Am Ende wurden rund 25 Helm-Backformen mit Teig gefüllt direkt ins Feuer gelegt. Sven verfolgte das sehr skeptisch. Er verstand nicht recht, warum Smilla nicht einfach persönlich anwesend war, um das alles ordentlich zu organisieren. Sie musste doch konkrete Vorstellungen haben, wie das hier ablaufen sollte. Er ging noch einmal zu Jos. "So, nun sind die Kuchen im Feuer. Der Teig reicht gut für 3 Backrunden. Was hat dir Smilla den genau aufgetragen? Gab sie dir Angaben zur Backzeit? Wie nennt sie überhaupt dieses Backwerk? Was passiert nach dem Backprozess?“ Jos reagierte sehr verunsichert. Er ärgerte sich sehr, dass er nicht aufmerksamer zugehört hatte. "Ich glaube, also ich meine, äh ich denke, die Kuchen sollen danach in den alten Salzstollen gebracht werden." Sven verstand immer weniger. 'Was soll der Kuchen im Stollen?' Es gab reichlich Redebedarf, für den nächsten Tag. Langsam beruhigte sich alles. Die Freunde hatten Spaß am Feuer. Nach reichlich einer Stunde wurde entschieden, die Kuchen aus dem Feuer zu nehmen. Alle Freunde packten mit an. Die Helme wurden mit kaltem Wasser künstlich abgekühlt. Anschließend holte Sven den gebackenen Teig aus den Formen und legte ihn zum endgültigen auskühlen an den Rand des Festplatzes. Die Reihe wurde immer länger. Ein Laib nach dem anderen wurde abgelegt. Es roch unglaublich lecker. Wobei Sven den neugierigen Menschen am Feuer noch nicht einmal sagen konnte, was hier gebacken wurde. Es gab nun Kuchen, der von der Form her eher wie ein Brot aussah, gefüllt mit saftigen Rosinen und allerlei interessanten Zutaten.

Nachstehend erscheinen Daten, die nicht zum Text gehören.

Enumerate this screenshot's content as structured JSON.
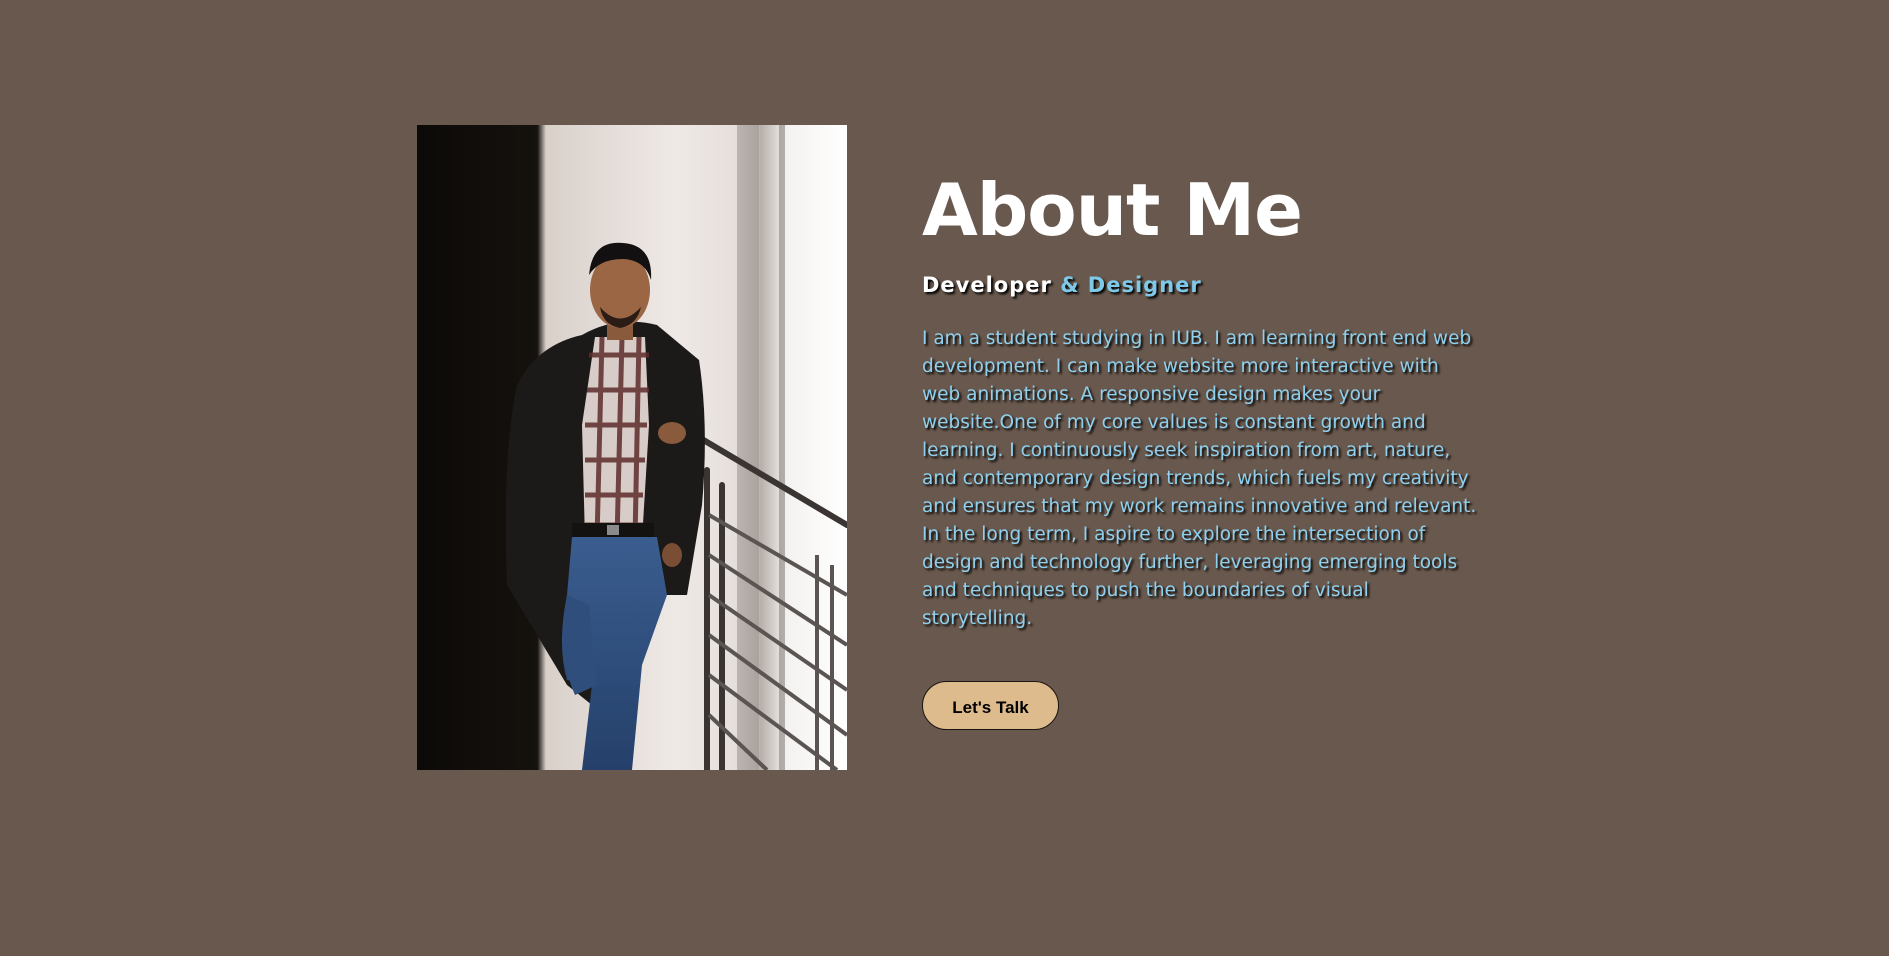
{
  "about": {
    "title": "About Me",
    "subtitle_part1": "Developer",
    "subtitle_part2": "& Designer",
    "description": "I am a student studying in IUB. I am learning front end web development. I can make website more interactive with web animations. A responsive design makes your website.One of my core values is constant growth and learning. I continuously seek inspiration from art, nature, and contemporary design trends, which fuels my creativity and ensures that my work remains innovative and relevant. In the long term, I aspire to explore the intersection of design and technology further, leveraging emerging tools and techniques to push the boundaries of visual storytelling.",
    "cta_label": "Let's Talk"
  },
  "colors": {
    "background": "#69584d",
    "accent": "#7ec8e8",
    "button": "#debb8d"
  },
  "image": {
    "subject": "portrait-photo"
  }
}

Ala die Helme ein zweitesmal im Feuer lagen, kamen die Freunde bei den fertigen Kuchen zusammen. Sven hielt es nicht länger aus. Er musste jetzt so einen frischen Laib zerteilen und an die Freunde und Gnuffels oder Rubinasen zum kosten verteilen. Im selben Moment erinnerte sich Jos wieder an den Puderzucker in seiner Tasche. "Ach herrje, was mache ich denn jetzt. Das sollte sicher auchnoch in den Teig." Er hielt Sven das Säckchen entgegen. Der griff entschlossen zu und streute den Puderzucker einfach über die einzelnen Stücke drüber. Er sah darin kein Problem. Antje, die ihrem Sohn inzwischen nicht mehr von der Seite wich, sprach aus, was viele der Umstehenden dachten. "Das sieht ein wenig aus, als hätte es geschneit."

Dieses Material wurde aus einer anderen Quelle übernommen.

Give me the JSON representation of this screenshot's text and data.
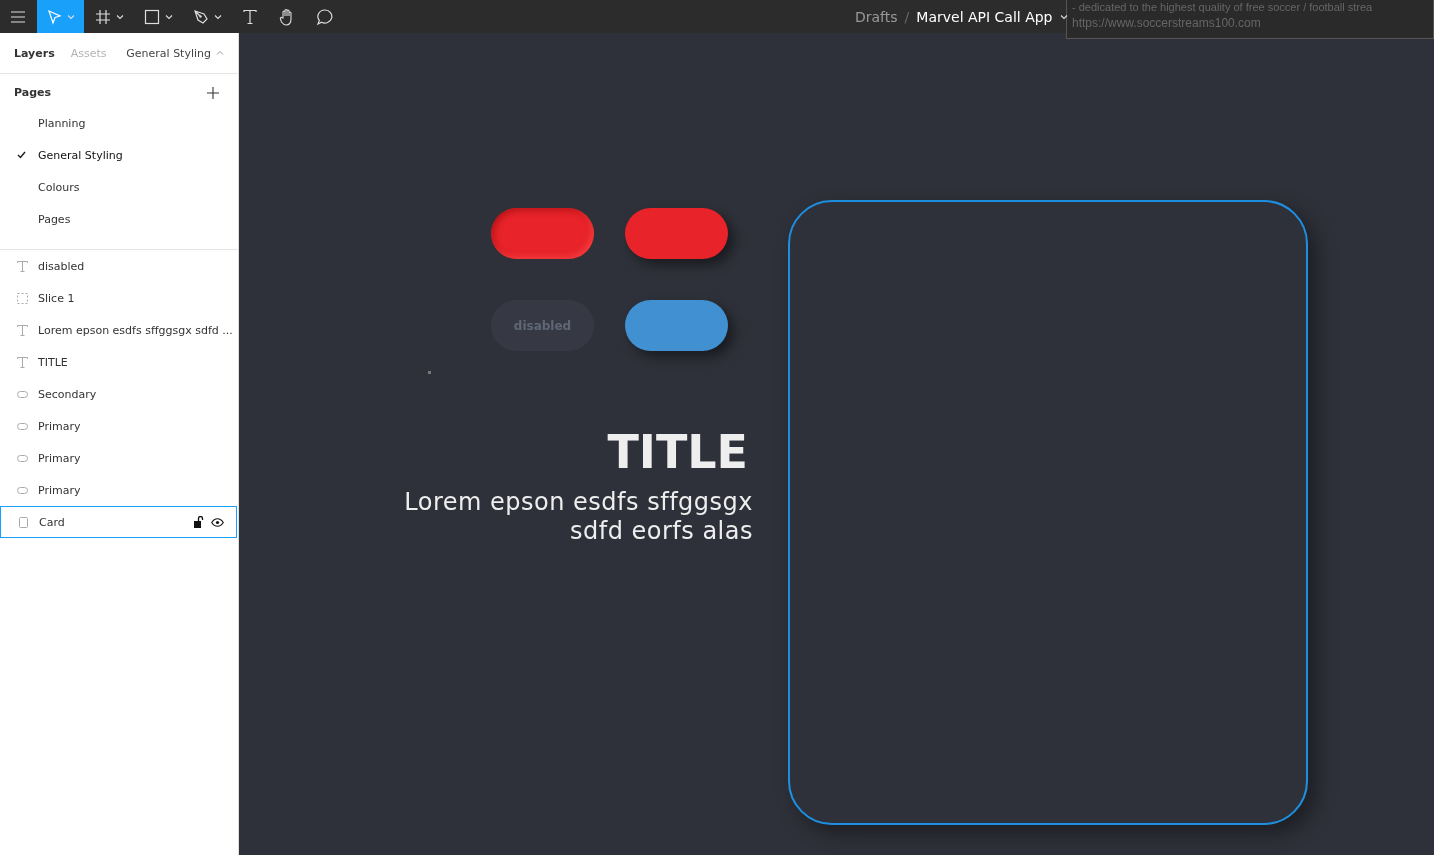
{
  "toolbar": {
    "tools": [
      {
        "kind": "move",
        "selected": true,
        "menu": true
      },
      {
        "kind": "frame",
        "selected": false,
        "menu": true
      },
      {
        "kind": "rect",
        "selected": false,
        "menu": true
      },
      {
        "kind": "pen",
        "selected": false,
        "menu": true
      },
      {
        "kind": "text",
        "selected": false,
        "menu": false
      },
      {
        "kind": "hand",
        "selected": false,
        "menu": false
      },
      {
        "kind": "comment",
        "selected": false,
        "menu": false
      }
    ],
    "breadcrumb": {
      "folder": "Drafts",
      "separator": "/",
      "file": "Marvel API Call App"
    }
  },
  "tooltip": {
    "title": "- dedicated to the highest quality of free soccer / football strea",
    "url": "https://www.soccerstreams100.com"
  },
  "sidebar": {
    "tabs": [
      {
        "label": "Layers",
        "selected": true
      },
      {
        "label": "Assets",
        "selected": false
      }
    ],
    "current_page": "General Styling",
    "pages_heading": "Pages",
    "pages": [
      {
        "label": "Planning",
        "selected": false
      },
      {
        "label": "General Styling",
        "selected": true
      },
      {
        "label": "Colours",
        "selected": false
      },
      {
        "label": "Pages",
        "selected": false
      }
    ],
    "layers": [
      {
        "kind": "text",
        "label": "disabled",
        "selected": false
      },
      {
        "kind": "slice",
        "label": "Slice 1",
        "selected": false
      },
      {
        "kind": "text",
        "label": "Lorem epson esdfs sffggsgx sdfd ...",
        "selected": false
      },
      {
        "kind": "text",
        "label": "TITLE",
        "selected": false
      },
      {
        "kind": "ellipse",
        "label": "Secondary",
        "selected": false
      },
      {
        "kind": "ellipse",
        "label": "Primary",
        "selected": false
      },
      {
        "kind": "ellipse",
        "label": "Primary",
        "selected": false
      },
      {
        "kind": "ellipse",
        "label": "Primary",
        "selected": false
      },
      {
        "kind": "rect",
        "label": "Card",
        "selected": true
      }
    ]
  },
  "canvas": {
    "buttons": [
      {
        "kind": "pressed",
        "color": "#e8232a"
      },
      {
        "kind": "raised",
        "color": "#e8232a"
      },
      {
        "kind": "disabled",
        "label": "disabled"
      },
      {
        "kind": "raised",
        "color": "#4190d2"
      }
    ],
    "title": "TITLE",
    "body": "Lorem epson esdfs sffggsgx sdfd eorfs alas"
  }
}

Inzwischen hatte sich eine riesige Menschenmenge um die Stelle gebildet, an welcher die Kuchen lagerten. Alle wollten ein Stück probieren. Der erste Kuchen war ratzfatz alle. Sven klopfte Jos fröhlich auf die Schulter. "Du hast scheinbar alles richtig gemacht, mein Junge. Den Leuten schmeckt Smilla's Erfindung. Heute verteilen wir die Proben einfach so. Doch ab morgen haben wir nun tatsächlich etwas zu verkaufen für dieses Jahr und es sind keine Plätzchen."

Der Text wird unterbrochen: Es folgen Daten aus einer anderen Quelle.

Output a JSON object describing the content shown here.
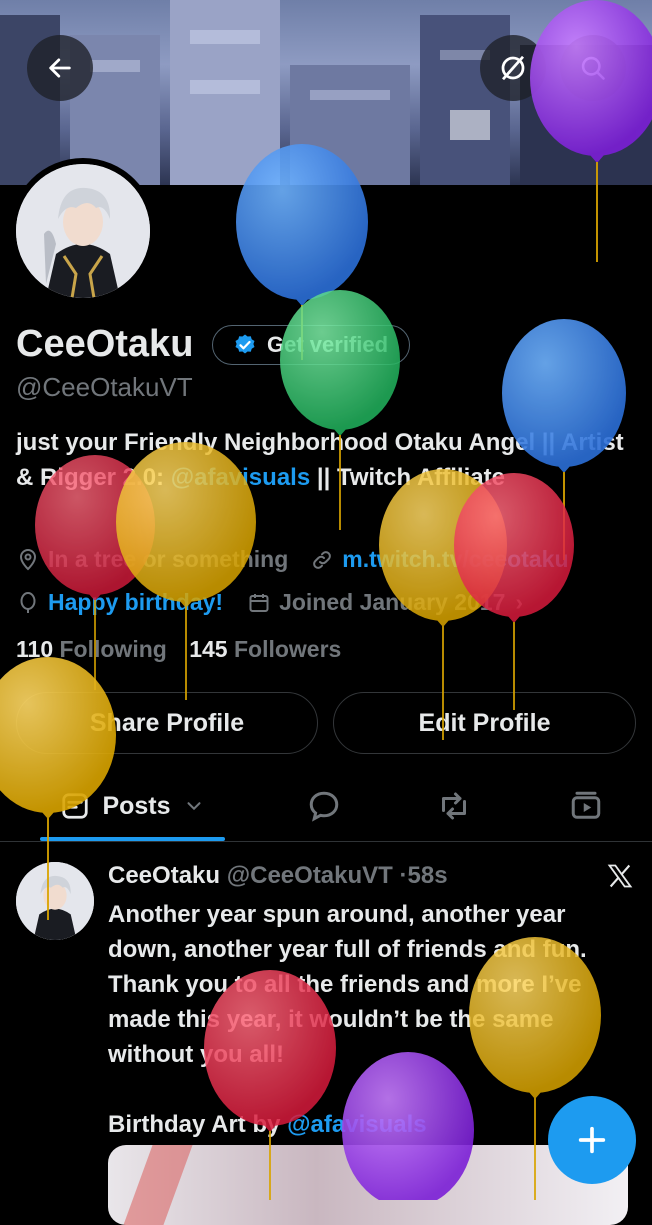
{
  "banner": {
    "back_icon": "arrow-left-icon",
    "grok_icon": "grok-icon",
    "search_icon": "search-icon"
  },
  "profile": {
    "name": "CeeOtaku",
    "verify_label": "Get verified",
    "handle": "@CeeOtakuVT",
    "bio_before": "just your Friendly Neighborhood Otaku Angel || Artist & Rigger 2.0: ",
    "bio_link": "@afavisuals",
    "bio_after": " || Twitch Affiliate",
    "location": "In a tree or something",
    "website": "m.twitch.tv/ceeotaku",
    "birthday": "Happy birthday!",
    "joined": "Joined January 2017",
    "following_count": "110",
    "following_label": "Following",
    "followers_count": "145",
    "followers_label": "Followers"
  },
  "actions": {
    "share": "Share Profile",
    "edit": "Edit Profile"
  },
  "tabs": {
    "posts": "Posts"
  },
  "post": {
    "author": "CeeOtaku",
    "handle": "@CeeOtakuVT",
    "time": "58s",
    "text": "Another year spun around, another year down, another year full of friends and fun. Thank you to all the friends and more I’ve made this year, it wouldn’t be the same without you all!",
    "credit_prefix": "Birthday Art by ",
    "credit_link": "@afavisuals"
  },
  "colors": {
    "accent": "#1d9bf0",
    "text": "#e7e9ea",
    "muted": "#71767b",
    "background": "#000000"
  }
}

Während am Feuer fleißig genascht wurde, ahnte Smilla von alledem nichts. Sie konnte nicht wissen, dass Jos ihren Auftrag etwas anders ausgeführt hatte, als von ihr gedacht. Sie ging davon aus, dass ihr Problem erst in Rauch aufging und dann im Stollen verschwand. Dieser Gedanke sorgte bei Smilla für die erste ruhige Nacht seit langer Zeit. Sie träumte sogar. In diesem Traum schwebte Smilla fröhlich summend leicht wie eine Feder über Gnuffelsborg hinweg und winkte allen Gnuffels, die zu ihr hoch sahen.